Here's what I know I should do: minstall (dump all unnecessary/possible vector services that way), reinstall SSH with root access off, run on a high port with key-based login only using a frequently changed password-protected key.

But I don't do that. Just an unencrypted key-based auth, port 22, password-based access off. Before you start screaming, ask yourself: will someone just scanning port 22 even keep trying once they see that password authentication is off? Move on to easier targets! See http://xkcd.com/538/ - title text especially.

For my personal server(s), this.

 

[drmike]

@D. Strout hit my summary on the SSH lock down spot on.  You should consider authoring the cliff notes / Howto for your install/hardening in this area.

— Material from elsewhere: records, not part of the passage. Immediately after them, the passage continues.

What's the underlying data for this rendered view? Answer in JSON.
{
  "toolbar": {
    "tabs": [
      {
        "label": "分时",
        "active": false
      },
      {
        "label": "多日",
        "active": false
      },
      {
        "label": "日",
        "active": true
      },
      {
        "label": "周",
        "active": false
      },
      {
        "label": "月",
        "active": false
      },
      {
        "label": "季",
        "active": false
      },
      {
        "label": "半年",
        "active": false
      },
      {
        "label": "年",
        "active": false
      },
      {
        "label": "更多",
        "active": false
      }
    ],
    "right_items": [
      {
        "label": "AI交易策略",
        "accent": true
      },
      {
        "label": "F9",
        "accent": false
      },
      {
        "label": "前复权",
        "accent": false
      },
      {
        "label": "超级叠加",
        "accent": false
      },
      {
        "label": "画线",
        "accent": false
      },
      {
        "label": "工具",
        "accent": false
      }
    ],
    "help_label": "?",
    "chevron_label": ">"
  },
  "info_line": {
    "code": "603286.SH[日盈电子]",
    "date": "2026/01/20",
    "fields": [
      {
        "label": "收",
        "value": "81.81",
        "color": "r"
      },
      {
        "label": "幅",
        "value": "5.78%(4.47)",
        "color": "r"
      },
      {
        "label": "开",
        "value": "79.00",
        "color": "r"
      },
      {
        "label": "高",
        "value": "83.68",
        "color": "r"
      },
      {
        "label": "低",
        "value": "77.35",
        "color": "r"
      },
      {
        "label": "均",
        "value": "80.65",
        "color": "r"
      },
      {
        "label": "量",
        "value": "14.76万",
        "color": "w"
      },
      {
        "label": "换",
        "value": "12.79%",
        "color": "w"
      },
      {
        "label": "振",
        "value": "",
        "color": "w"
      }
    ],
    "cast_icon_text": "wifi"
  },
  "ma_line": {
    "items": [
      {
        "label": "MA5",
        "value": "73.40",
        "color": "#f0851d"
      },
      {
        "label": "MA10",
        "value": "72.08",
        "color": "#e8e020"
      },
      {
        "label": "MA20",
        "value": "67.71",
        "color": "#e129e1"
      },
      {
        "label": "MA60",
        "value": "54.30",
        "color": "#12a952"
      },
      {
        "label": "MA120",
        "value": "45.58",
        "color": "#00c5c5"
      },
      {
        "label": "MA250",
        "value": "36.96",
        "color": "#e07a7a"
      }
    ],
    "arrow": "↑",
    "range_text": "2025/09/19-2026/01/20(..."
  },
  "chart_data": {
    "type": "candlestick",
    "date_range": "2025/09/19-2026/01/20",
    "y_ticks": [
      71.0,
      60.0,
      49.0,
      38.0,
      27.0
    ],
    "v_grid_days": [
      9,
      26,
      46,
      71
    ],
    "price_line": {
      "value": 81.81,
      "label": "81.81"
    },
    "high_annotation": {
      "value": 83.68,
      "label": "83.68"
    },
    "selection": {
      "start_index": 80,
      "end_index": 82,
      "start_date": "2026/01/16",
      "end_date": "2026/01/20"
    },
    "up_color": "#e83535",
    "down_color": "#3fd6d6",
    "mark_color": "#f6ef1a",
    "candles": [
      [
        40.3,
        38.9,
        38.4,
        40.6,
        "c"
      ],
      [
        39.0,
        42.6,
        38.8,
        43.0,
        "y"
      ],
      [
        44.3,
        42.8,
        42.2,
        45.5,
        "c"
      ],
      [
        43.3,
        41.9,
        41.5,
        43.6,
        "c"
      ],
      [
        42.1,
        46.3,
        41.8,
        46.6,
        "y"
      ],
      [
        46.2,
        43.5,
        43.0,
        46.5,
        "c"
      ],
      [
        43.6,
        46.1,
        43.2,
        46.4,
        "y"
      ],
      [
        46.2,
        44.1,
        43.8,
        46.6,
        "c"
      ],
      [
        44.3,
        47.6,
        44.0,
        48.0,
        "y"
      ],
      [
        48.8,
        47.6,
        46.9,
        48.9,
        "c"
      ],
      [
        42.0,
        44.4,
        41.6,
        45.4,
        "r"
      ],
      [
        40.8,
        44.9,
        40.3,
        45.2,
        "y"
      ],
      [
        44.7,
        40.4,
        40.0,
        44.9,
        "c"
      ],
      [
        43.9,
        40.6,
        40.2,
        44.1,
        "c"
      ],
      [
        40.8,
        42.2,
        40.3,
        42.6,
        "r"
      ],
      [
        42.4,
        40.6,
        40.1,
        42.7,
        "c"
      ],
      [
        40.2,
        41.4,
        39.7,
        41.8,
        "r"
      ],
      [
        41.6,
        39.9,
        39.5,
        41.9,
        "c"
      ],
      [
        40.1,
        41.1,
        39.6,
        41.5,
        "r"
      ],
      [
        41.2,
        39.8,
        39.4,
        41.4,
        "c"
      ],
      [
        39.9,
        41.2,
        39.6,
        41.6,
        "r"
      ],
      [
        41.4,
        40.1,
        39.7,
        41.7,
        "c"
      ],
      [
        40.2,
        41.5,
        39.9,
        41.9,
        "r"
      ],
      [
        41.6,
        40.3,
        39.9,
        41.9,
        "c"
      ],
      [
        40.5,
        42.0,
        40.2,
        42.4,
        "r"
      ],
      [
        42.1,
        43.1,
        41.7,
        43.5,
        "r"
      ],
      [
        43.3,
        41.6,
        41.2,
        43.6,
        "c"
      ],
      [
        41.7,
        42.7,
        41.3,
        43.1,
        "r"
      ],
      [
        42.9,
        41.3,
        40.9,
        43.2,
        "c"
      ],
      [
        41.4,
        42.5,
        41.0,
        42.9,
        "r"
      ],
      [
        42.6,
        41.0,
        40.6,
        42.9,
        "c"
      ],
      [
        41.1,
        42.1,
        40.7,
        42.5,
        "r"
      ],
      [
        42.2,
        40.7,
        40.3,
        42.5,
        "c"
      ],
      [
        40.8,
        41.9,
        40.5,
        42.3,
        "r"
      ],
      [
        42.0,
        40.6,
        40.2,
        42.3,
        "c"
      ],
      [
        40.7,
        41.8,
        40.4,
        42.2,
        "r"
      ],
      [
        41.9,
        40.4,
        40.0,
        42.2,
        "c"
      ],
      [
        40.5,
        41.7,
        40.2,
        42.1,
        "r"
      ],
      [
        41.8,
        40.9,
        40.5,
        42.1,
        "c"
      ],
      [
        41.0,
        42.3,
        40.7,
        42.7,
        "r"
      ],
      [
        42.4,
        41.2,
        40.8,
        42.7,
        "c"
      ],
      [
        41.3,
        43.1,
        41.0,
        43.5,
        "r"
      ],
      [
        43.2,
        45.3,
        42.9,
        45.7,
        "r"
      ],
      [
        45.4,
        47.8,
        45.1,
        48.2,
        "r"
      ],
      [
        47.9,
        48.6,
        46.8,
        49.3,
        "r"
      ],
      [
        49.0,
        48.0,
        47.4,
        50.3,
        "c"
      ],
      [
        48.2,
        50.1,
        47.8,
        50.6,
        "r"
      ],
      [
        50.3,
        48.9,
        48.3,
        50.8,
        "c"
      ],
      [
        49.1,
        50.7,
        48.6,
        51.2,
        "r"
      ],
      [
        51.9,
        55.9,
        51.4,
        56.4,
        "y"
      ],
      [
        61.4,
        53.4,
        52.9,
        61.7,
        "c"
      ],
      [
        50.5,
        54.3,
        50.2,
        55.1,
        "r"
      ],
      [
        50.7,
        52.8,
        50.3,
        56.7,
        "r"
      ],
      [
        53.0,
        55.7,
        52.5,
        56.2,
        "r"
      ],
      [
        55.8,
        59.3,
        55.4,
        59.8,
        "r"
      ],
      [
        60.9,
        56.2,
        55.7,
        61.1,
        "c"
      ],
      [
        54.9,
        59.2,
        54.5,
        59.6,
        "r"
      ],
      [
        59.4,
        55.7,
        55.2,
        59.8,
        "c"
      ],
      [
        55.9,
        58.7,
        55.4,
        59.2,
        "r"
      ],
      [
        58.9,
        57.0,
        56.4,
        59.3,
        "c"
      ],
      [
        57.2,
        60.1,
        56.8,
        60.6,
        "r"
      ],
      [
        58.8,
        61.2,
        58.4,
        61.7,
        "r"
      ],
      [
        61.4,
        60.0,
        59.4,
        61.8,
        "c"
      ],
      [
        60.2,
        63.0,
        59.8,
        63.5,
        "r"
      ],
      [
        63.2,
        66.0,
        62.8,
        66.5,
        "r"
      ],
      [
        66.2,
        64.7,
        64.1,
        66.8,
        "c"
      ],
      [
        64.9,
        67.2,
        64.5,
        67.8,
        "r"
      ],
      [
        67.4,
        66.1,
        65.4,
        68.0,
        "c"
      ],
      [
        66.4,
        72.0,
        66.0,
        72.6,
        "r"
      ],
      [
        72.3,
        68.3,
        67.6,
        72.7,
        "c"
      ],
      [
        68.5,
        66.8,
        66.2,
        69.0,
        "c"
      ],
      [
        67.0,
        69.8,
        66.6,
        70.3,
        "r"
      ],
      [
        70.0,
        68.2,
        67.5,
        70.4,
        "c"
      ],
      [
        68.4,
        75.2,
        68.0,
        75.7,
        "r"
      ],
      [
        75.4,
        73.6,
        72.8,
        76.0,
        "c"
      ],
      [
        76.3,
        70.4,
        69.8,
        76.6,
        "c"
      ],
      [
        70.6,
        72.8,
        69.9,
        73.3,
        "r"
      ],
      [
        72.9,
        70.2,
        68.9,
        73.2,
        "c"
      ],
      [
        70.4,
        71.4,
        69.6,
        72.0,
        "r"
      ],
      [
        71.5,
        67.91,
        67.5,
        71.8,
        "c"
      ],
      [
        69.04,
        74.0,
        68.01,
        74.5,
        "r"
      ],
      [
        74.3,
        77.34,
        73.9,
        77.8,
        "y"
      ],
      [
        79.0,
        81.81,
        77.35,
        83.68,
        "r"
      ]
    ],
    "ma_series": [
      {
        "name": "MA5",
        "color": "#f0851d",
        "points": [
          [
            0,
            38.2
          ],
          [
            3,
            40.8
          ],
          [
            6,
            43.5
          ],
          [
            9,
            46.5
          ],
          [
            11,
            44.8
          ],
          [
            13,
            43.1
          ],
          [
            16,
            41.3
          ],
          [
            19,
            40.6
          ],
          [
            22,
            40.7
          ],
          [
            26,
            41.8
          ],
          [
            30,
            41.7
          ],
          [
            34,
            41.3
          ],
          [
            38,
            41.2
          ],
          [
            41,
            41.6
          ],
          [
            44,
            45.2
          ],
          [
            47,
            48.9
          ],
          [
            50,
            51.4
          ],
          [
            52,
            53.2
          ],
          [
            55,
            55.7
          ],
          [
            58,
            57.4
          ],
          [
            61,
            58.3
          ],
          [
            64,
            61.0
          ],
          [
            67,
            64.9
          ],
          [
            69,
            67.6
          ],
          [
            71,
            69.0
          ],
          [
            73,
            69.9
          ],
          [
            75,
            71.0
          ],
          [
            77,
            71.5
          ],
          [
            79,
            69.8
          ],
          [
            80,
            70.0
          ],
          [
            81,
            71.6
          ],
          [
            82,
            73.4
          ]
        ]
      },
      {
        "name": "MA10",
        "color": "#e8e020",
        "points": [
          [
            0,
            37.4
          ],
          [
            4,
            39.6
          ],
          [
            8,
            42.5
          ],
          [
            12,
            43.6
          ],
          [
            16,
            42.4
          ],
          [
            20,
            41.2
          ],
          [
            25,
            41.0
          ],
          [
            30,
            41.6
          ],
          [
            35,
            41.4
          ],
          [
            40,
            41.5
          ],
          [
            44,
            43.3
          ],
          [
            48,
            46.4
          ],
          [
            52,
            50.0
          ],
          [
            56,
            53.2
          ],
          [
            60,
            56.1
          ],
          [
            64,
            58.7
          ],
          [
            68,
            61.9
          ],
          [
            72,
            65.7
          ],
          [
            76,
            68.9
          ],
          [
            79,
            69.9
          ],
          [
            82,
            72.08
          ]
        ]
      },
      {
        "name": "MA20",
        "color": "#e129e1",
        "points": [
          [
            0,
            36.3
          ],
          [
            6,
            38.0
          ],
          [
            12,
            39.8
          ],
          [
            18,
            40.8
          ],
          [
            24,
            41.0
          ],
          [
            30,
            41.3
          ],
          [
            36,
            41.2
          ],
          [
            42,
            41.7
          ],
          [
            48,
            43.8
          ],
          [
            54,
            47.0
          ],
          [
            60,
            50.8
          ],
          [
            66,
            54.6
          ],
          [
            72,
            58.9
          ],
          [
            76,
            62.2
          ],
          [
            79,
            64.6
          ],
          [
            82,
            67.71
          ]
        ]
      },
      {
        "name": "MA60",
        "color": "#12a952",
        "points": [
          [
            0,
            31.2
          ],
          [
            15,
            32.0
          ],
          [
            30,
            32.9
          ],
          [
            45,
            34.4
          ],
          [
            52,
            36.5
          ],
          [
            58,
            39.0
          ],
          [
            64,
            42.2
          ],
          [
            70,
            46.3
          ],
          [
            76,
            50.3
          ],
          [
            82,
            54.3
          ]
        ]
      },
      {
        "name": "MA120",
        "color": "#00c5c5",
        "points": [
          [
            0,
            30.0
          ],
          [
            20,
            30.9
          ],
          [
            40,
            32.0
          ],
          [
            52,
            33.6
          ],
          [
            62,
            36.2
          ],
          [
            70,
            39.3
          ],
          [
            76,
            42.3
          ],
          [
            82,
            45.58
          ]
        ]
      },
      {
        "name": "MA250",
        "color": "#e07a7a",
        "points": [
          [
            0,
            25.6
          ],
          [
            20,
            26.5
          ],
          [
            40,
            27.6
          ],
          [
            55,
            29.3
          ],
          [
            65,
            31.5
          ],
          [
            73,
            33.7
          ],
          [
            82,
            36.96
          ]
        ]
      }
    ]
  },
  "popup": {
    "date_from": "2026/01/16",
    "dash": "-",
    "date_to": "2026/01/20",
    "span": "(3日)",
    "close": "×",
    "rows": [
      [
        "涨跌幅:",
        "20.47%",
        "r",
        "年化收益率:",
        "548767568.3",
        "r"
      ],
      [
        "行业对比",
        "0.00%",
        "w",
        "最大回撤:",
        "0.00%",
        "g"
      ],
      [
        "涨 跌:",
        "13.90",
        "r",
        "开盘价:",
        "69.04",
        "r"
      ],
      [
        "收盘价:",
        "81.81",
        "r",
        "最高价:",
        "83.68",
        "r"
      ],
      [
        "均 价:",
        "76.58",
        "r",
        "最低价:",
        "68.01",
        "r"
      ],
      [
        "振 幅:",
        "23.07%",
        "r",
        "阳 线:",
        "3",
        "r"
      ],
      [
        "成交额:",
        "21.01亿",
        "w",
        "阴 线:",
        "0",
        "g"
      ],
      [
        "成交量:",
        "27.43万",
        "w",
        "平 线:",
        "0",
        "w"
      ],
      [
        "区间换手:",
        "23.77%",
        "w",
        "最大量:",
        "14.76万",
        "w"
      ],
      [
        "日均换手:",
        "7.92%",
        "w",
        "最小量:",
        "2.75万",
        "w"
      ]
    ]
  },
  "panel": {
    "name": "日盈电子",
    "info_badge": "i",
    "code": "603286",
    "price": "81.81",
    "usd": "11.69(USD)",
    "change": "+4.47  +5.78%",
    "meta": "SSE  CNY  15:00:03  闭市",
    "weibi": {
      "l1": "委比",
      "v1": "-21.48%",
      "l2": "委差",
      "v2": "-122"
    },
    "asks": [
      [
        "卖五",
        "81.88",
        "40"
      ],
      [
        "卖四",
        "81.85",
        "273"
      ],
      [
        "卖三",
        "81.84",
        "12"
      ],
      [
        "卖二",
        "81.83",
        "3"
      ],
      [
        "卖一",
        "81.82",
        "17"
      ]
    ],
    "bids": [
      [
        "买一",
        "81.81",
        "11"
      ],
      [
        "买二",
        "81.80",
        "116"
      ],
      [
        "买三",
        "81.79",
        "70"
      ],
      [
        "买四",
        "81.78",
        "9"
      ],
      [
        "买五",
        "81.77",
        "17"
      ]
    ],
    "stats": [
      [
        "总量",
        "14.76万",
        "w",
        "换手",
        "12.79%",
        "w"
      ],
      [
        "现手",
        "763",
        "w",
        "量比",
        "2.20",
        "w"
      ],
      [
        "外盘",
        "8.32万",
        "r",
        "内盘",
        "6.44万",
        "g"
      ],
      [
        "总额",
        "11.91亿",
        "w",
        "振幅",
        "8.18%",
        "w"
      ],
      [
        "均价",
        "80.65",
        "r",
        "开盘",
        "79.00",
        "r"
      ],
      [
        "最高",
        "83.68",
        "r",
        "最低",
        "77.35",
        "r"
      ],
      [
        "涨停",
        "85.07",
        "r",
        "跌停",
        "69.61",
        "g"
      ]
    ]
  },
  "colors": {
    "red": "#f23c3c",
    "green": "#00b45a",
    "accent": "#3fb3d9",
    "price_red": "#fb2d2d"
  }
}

Nice to see minstall mentioned   Deja vu, three or more mentions of it in past 24 hours.

Full release (open source) and general info on what minstall is here:

https://github.com/KnightSwarm/Minstall

 

[HalfEatenPie]

Yep I guess I forgot to mention minstall on mine.  

While I agree that you don't want to be the low hanging fruit I believe you should at minimum change the port.  

 

[peterw]

For ssh: http://vpsboard.com/topic/103-simple-security/

For iptables: http://vpsboard.com/topic/980-iptablesip6tables-one-file-script/

Still don't know which log monitor tool is the best.

 

[WelltodoInformalCattle]

I created this thread because well, why not ask people that are in this industry? They encounter and mitigate attacks almost daily. Thanks for the info, I'm sure other people will find this thread useful if they're not as security conscious as you all.